Simple Bayes Theorem:
$$P(X|Y) = \frac{P(X)P(Y|X)}{P(Y)}$$
Complex Bayes Theorem:
Let $X_1, \dots, X_k$ be a partition of the sample space.
$$P(X_i|Y) = \frac{P(X_i)P(Y|X_i)}{\sum_{j = 0}^k P(X_j)P(Y|X_j)}$$
The second version follows pretty quickly from the first by noticing
$$\sum_{j = 1}^k P(X_j | Y) = 1.$$
Thus $$P(Y) = \sum_{j = 1}^k P(Y)P(X_j | Y) = \sum_{j = 1}^k P(X_j)P(Y | X_j)$$
My question is, why is the second version even mentioned? Is it used in that form frequently? How often can I easily find $P(X_j)P(Y|X_j)$ for each $j$, but not know $P(Y)$ off hand?
 A: It is the application, the scenario that is more often encountered, that makes the second version  important. 
We are talking of conditional probabilities here. Bayes theorem attempts to say of condition reversal.
A factory has  many machines manufacturing a product with a small probability of defect that is a characteristic of individual machines.
This is $P(D|M_i)$. (Conditional probability that a piece is defective given it is from machine $M_i$)
Once the product is sold in the market, and we got a defective product
we want to know if it is from a specific machine. (We want to fix the blame!) It is the conditional probability: given it is defective, the probability that $M_j$ manufactured it.

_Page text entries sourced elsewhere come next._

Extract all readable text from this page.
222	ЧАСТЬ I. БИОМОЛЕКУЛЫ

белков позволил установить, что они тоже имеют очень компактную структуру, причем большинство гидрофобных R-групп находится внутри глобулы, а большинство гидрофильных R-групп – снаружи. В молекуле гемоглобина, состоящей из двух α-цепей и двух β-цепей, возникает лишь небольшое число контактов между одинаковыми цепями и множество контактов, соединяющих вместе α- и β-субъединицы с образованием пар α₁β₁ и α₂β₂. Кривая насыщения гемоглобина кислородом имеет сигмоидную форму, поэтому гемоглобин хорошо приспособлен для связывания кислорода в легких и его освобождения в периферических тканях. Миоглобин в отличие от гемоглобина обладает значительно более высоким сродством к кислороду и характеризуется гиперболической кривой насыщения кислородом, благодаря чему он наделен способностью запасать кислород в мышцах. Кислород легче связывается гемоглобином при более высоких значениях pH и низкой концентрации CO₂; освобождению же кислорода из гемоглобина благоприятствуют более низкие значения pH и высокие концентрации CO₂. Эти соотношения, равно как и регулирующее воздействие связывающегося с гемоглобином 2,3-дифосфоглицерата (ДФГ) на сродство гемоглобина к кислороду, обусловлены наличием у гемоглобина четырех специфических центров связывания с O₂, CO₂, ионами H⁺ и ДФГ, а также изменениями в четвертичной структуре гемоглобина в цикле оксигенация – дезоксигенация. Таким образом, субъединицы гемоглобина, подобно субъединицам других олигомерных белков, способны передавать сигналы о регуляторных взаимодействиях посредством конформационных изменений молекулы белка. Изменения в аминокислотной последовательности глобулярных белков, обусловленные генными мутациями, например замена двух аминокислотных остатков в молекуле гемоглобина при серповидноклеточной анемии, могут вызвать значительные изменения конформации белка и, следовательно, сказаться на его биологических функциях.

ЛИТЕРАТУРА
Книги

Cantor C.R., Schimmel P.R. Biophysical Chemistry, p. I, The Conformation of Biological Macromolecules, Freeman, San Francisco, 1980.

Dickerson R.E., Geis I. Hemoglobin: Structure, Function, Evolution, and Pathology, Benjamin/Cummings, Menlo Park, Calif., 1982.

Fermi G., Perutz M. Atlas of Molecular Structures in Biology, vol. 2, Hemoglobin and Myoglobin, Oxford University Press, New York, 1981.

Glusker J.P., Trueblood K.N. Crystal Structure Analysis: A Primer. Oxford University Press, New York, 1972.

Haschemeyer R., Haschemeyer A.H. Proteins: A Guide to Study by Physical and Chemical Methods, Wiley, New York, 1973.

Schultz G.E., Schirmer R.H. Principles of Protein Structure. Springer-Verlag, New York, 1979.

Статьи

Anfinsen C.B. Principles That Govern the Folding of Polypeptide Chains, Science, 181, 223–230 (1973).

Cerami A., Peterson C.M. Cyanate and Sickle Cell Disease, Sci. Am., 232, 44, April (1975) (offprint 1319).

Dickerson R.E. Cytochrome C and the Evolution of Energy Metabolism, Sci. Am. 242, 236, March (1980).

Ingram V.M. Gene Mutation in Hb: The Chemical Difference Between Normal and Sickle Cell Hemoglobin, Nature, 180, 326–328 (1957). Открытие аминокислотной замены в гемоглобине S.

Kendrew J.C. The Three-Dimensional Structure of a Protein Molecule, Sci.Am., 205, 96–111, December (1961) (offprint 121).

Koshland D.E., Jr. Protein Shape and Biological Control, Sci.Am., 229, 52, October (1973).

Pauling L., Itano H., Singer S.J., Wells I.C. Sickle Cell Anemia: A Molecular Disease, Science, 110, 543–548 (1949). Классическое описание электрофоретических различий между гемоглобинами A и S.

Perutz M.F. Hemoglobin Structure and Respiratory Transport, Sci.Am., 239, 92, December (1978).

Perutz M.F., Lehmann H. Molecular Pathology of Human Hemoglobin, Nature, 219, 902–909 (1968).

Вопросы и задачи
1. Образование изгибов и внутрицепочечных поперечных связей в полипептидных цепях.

Remember that in this type of scenario $P(D|M_i)$ is more natural (that is machine-wise defective rate) than the unconditional probability $P(D)$, the probability that a piece is defective.
There is a categorisation in the population and the probability is known (or easier to ascertain) within each category.
The conditional probability, naturally fits this situation. And this type of categorisation is what we might have access to in real life situations.
Many times data might be owned by each category only some summary of the data might be available to others: probability that  a grade 8 student knows how to write a computer program: this might depend on individual schools.